Today, the process of insurance claim handling for consumers or insurance policy holders is scattered among some 2500 insurance companies, thousands of agents, adjusters, and appraisal firms, dozens of struggling call centers and countless other service providers. A great deal of the process is manual and paper-based, and almost none of it is centralized. Each company owns, operates and pays for its own processing system, each one trying to accomplish the same general goals, each system and process redundant of the competitors' systems. Such older paradigms can often benefit from newer technological advances coupled with innovative methods of doing business. The convergence of information technology, the internet and concomitant methods of doing business offer opportunities to create efficiencies by way of lower costs and greater satisfaction to consumers.
The widespread use of the Internet as it relates to the insurance industry is restructuring and combining traditional value chains, products and services into entirely new products and services which were not possible before. This dramatic restructuring of global business and industry is creating new value chains in what is now commonly called the Network Economy.
One value chain that is likely to be changed forever is the service of taking, recording and handling routine insurance claims. Current claim handling systems are inefficient when viewed in the context of the economy as a whole. For example, every insurance company has its own claims departments, processes and associated overheads. Insurance companies must pass on the costs associated with these departments, processes and overheads in the form of higher premiums to its customers. The paradigm of submitting a loss claim to an insurance company also removes the loss payee from the process of recovering from the loss in a substantive way. As such, the present processes do not provide the insurance consumer or loss payee certain choices that may otherwise be available to satisfy the requirement for being made whole with respect to a loss.
Although the current system of handling claims has been adjusted and fine tuned, it does not employ the powerful tools of Internet communications or network economics that the Internet makes possible. To reduce insurance claim's handling costs and to realize greater levels of efficiency and customer satisfaction, newer technologies must be employed. Tremendous opportunities for revenue are possible when Internet business methods are applied to the entire claim handling process, from the moment of first report, through the reinsurance indemnity process.
The use of the Internet opens up the possibility of centralizing claims processing for an entire industry. In this manner, the insurance industry can obtain the benefits that accrue from one resource rather than the multiple disparate discrete claims handling resources that currently exist.

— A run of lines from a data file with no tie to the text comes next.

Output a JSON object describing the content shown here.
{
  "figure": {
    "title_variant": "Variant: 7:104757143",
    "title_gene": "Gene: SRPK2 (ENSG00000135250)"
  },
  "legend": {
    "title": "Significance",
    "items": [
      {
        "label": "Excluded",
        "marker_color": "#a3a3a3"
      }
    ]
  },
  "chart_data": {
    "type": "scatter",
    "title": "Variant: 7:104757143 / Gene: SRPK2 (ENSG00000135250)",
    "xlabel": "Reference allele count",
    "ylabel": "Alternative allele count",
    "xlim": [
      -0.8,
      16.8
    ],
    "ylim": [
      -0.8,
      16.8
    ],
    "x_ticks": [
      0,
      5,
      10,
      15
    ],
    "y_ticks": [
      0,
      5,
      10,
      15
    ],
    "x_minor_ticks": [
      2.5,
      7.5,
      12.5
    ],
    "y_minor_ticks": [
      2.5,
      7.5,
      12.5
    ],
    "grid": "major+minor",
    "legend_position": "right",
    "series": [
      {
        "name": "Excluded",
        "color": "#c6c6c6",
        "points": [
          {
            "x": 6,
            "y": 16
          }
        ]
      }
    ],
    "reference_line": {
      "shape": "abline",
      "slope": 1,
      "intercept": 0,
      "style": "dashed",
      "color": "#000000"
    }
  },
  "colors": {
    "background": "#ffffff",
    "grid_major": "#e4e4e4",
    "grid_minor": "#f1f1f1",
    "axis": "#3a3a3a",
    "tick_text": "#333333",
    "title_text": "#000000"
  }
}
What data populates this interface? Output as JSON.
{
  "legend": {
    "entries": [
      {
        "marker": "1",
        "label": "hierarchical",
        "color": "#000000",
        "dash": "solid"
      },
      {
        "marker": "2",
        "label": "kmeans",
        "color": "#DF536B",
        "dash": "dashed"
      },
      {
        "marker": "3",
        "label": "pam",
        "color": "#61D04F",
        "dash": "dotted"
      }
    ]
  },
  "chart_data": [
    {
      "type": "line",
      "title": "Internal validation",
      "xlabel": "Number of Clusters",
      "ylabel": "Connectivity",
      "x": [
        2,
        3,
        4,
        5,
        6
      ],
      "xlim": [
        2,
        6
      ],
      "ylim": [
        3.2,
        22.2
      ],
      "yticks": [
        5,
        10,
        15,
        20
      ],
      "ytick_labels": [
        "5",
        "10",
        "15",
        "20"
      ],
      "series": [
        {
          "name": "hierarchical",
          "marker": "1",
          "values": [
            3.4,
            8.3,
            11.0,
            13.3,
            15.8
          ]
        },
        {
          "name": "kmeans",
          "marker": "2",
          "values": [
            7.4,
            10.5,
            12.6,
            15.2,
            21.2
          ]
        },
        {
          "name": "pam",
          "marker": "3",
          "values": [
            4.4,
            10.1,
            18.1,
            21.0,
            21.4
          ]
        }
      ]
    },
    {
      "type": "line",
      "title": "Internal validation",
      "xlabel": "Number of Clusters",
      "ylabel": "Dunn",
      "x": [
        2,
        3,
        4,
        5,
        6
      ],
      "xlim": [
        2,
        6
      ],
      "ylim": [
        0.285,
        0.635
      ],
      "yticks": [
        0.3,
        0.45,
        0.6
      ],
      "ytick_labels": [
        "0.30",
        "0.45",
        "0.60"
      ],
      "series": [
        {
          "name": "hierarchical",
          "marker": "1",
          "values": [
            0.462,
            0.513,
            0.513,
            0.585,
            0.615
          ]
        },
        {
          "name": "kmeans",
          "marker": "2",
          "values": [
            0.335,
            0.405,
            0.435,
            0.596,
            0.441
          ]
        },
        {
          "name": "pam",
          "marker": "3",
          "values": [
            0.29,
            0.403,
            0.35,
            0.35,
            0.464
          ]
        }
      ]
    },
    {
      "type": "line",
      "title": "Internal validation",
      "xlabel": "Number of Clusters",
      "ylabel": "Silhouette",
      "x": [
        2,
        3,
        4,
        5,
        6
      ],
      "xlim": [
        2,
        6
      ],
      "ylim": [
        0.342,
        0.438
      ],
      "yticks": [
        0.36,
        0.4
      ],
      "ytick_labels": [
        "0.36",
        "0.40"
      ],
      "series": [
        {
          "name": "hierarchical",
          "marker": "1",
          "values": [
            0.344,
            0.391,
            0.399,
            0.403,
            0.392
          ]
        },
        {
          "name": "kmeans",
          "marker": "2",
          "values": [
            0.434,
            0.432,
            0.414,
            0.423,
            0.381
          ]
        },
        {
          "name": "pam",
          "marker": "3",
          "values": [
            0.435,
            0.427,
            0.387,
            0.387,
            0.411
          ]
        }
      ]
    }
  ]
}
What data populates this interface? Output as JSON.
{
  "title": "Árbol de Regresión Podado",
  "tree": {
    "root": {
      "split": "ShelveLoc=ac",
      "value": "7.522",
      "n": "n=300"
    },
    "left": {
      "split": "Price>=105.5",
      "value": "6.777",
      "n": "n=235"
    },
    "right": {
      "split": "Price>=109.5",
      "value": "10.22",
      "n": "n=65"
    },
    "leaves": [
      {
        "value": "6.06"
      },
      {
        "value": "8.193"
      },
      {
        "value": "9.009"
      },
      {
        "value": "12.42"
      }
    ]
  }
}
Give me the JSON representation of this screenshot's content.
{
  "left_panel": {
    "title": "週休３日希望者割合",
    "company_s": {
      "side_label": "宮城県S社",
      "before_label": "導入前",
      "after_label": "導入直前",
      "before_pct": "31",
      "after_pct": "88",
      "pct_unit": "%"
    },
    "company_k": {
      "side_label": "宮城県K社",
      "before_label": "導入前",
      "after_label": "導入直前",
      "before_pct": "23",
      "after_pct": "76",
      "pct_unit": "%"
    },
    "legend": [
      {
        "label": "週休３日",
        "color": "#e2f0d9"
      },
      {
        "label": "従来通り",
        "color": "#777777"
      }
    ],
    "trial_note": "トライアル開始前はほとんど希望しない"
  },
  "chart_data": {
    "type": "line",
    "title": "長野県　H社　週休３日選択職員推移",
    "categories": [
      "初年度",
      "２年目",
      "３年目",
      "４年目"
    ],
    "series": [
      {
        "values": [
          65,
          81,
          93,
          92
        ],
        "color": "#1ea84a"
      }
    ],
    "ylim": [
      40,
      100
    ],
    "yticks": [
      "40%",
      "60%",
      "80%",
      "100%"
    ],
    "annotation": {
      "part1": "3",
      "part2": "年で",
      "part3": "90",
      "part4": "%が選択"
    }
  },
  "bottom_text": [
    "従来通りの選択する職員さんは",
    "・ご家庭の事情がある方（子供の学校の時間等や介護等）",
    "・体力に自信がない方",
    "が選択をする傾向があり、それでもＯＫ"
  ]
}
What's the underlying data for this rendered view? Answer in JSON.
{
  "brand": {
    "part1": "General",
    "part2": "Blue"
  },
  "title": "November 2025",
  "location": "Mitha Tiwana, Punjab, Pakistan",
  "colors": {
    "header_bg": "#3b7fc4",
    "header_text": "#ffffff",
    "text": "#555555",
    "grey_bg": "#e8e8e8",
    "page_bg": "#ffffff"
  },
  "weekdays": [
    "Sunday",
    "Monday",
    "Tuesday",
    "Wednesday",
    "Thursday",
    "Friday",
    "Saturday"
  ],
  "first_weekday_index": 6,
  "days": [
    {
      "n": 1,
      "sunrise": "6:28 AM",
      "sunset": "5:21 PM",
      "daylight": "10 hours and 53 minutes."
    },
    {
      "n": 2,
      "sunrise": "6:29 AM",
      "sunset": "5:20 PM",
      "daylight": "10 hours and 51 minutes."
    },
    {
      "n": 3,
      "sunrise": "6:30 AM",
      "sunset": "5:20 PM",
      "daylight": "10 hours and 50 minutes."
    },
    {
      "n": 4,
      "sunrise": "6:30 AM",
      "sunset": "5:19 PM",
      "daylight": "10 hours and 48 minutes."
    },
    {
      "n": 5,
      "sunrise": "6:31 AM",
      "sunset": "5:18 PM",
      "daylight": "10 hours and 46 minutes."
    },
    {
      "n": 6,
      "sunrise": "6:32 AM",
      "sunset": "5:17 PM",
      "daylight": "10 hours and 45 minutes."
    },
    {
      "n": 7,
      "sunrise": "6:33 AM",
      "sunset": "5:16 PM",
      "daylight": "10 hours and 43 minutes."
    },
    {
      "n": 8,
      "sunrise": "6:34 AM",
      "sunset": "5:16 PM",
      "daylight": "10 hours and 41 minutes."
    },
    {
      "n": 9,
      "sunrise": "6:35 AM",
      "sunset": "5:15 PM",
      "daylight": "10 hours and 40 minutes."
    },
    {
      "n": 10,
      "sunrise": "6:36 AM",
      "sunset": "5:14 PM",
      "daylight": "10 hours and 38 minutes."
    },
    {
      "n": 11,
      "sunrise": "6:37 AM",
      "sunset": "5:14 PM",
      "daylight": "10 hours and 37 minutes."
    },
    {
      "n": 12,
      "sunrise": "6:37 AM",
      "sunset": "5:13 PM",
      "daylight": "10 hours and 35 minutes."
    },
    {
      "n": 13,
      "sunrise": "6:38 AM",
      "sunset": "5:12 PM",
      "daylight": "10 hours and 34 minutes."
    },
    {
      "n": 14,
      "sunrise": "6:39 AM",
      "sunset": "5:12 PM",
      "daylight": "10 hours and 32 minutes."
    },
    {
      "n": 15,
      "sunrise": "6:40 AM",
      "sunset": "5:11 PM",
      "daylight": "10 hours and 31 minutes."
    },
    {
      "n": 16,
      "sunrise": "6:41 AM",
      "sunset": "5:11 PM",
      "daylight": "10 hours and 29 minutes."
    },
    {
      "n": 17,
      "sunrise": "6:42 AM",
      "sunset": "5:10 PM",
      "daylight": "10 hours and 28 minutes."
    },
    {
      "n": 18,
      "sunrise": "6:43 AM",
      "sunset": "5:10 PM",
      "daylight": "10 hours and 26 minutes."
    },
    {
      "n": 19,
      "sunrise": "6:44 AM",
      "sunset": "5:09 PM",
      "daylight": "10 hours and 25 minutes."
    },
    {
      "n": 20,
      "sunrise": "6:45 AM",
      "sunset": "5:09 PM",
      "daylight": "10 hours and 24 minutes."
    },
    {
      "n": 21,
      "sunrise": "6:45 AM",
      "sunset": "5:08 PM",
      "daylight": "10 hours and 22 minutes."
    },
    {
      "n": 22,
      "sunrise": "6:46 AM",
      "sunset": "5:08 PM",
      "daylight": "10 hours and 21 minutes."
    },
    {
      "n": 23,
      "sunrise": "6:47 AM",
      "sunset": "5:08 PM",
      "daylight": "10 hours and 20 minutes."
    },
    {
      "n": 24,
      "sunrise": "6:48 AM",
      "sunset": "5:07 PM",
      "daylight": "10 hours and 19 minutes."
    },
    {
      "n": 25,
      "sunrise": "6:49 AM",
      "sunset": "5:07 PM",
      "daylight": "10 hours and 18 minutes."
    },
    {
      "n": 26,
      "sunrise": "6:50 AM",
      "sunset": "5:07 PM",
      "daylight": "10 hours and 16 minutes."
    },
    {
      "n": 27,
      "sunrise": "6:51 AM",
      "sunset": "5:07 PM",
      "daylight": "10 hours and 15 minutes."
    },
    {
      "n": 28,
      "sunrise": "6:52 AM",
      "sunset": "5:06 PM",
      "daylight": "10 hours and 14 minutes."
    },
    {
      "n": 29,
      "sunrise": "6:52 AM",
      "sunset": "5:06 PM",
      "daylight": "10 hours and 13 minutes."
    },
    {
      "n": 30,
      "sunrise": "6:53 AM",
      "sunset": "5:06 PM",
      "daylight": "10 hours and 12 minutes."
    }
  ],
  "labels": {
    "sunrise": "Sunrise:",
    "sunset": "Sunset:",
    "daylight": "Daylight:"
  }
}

Through centralizing the claim process and making it accessible to the insurance consumer, the traditional institutional approach to remediating a loss is placed into the hands of the person suffering the loss. This may create opportunities to aggregate the kinds of services and products that a loss payee requires to satisfy the loss. As such, the centralized system can consider volume purchasing of services and products to satisfy the loss payee requirements. Such volume purchasing would lower the cost of goods and services that collectively the insurance industry pays today.
A centralized claim processing center that is accessible by customers, insurance companies and other institutions dealing with the claim loss process, would be beneficial in terms of standardizing a claim's fulfillment, offering choices among competing options for recovering from losses, reducing the overhead costs associated with settling claims, and creating ancillary benefits that only can be achieved from the process of centralization.
Because a centralized conduit for claims processing does not exist in the United States, it is not possible to collect the types of information and data that would be helpful in analyzing how to bring additional efficiencies to the claim loss process. For example, the collection of data regarding the universe of claims may assist in a more equitable rate setting among carriers. Another example where the collection of claim data may be advantageous is in analyzing recovery costs from certain types of losses and determining whether such losses correlate to region or other identifiable statistic.
The existence of a centralized collection of claims would allow subrogation claims files to be created. Once the value of such files are established, there may be a market for their sale. Essentially an exchange of marketable subrogation claims could be created.
Accordingly, a system and method is needed that will enable all parties involved in a loss claim process including but not limited to customers, carriers, agents, brokers, claims service representatives (CSRs), suppliers, and attorneys to resolve needs stemming from loss claims at a central, branded, secure website serving claims for multiple participating insurers. Such a site would also permit the aggregation of products and services to fulfill the loss recovery activity. Additionally, such a site would permit the aggregation of subrogation claims that could thereafter be sold or auctioned in an exchange environment.